The appeal from the order of the Superior Court that Teradyne proceed to arbitration under its third-party claims against Engineers (and staying further court proceedings on those claims) is dismissed. The order of the Superior Court refusing to direct Construction to arbitrate its claims against Teradyne is affirmed.

So ordered.

NOTES

[1] Sidney J. Greenleaf.

[2] The trial judge recorded in his memorandum and order on the two motions now before us that Teradyne's counsel at the oral argument before him conceded that Teradyne was assisted by counsel in the preparation of the settlement agreement.

[3] Compare the results in Interocean Shipping Co. v. National Shipping & Trading Corp., 523 F.2d 527, 538 (2d Cir.1975), cert. denied, 423 U.S. 1054 (1976).

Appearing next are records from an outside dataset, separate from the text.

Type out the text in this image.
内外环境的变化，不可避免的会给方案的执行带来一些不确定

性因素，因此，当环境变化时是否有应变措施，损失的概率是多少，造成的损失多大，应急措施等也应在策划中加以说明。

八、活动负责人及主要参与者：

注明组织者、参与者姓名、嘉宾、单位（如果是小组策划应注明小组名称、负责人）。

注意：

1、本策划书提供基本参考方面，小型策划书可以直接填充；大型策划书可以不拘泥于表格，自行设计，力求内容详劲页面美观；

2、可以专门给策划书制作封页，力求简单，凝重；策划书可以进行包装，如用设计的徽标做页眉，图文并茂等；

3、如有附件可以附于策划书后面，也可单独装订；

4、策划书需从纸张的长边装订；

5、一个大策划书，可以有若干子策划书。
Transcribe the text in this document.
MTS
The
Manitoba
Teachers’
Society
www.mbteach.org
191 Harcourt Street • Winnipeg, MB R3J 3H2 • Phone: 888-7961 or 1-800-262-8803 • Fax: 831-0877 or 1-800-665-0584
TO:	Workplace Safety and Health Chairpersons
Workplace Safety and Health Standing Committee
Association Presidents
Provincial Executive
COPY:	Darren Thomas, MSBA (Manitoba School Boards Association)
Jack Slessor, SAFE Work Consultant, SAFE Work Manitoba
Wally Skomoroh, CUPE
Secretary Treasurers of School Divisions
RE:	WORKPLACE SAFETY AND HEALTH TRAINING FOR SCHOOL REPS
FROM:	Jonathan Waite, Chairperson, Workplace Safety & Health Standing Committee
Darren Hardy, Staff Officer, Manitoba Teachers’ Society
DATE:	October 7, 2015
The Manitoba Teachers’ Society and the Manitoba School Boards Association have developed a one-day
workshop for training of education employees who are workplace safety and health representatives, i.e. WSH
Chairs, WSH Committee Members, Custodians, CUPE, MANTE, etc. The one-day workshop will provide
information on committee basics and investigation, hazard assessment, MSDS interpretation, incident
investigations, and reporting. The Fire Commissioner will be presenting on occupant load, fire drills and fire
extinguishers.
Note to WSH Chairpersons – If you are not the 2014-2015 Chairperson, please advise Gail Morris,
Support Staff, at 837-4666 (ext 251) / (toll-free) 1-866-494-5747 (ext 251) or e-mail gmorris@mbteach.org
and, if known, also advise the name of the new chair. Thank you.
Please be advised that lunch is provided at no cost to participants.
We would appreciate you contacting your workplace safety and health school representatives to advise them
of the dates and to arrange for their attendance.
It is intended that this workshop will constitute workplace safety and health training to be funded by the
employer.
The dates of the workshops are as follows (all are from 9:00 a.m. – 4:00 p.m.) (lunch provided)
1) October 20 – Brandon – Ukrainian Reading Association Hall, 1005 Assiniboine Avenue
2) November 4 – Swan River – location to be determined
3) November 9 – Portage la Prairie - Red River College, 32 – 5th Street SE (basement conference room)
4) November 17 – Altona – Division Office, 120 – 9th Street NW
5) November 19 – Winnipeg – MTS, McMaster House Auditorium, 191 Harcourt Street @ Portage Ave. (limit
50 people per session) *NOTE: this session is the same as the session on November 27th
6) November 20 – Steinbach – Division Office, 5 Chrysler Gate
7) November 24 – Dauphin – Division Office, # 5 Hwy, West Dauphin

[4] There it was stated (at 541) that c. 93A, § 9(6)-(8), "though not applicable to an action under § 11," may "provide a useful analogy" (at least insofar as § 9 provides for a stay rather than dismissal) when for some reason exhaustion of administrative remedies may be desirable in an action under § 11. Nelson v. Blue Shield of Mass., Inc., 377 Mass. 746, 754-755 (1979). Frank J. Linhares Co. v. Reliance Ins. Co., 4 Mass. App. Ct. 617, 621-622 (1976). In each of the cases just cited, it was assumed that an action under c. 93A, § 11, might be stayed or dismissed pending the exhaustion of other remedies, using language broad enough to include arbitration. See the Hannon case, 385 Mass. at 826.

[5] Now a Circuit Judge, U.S. Court of Appeals, 9th Circuit.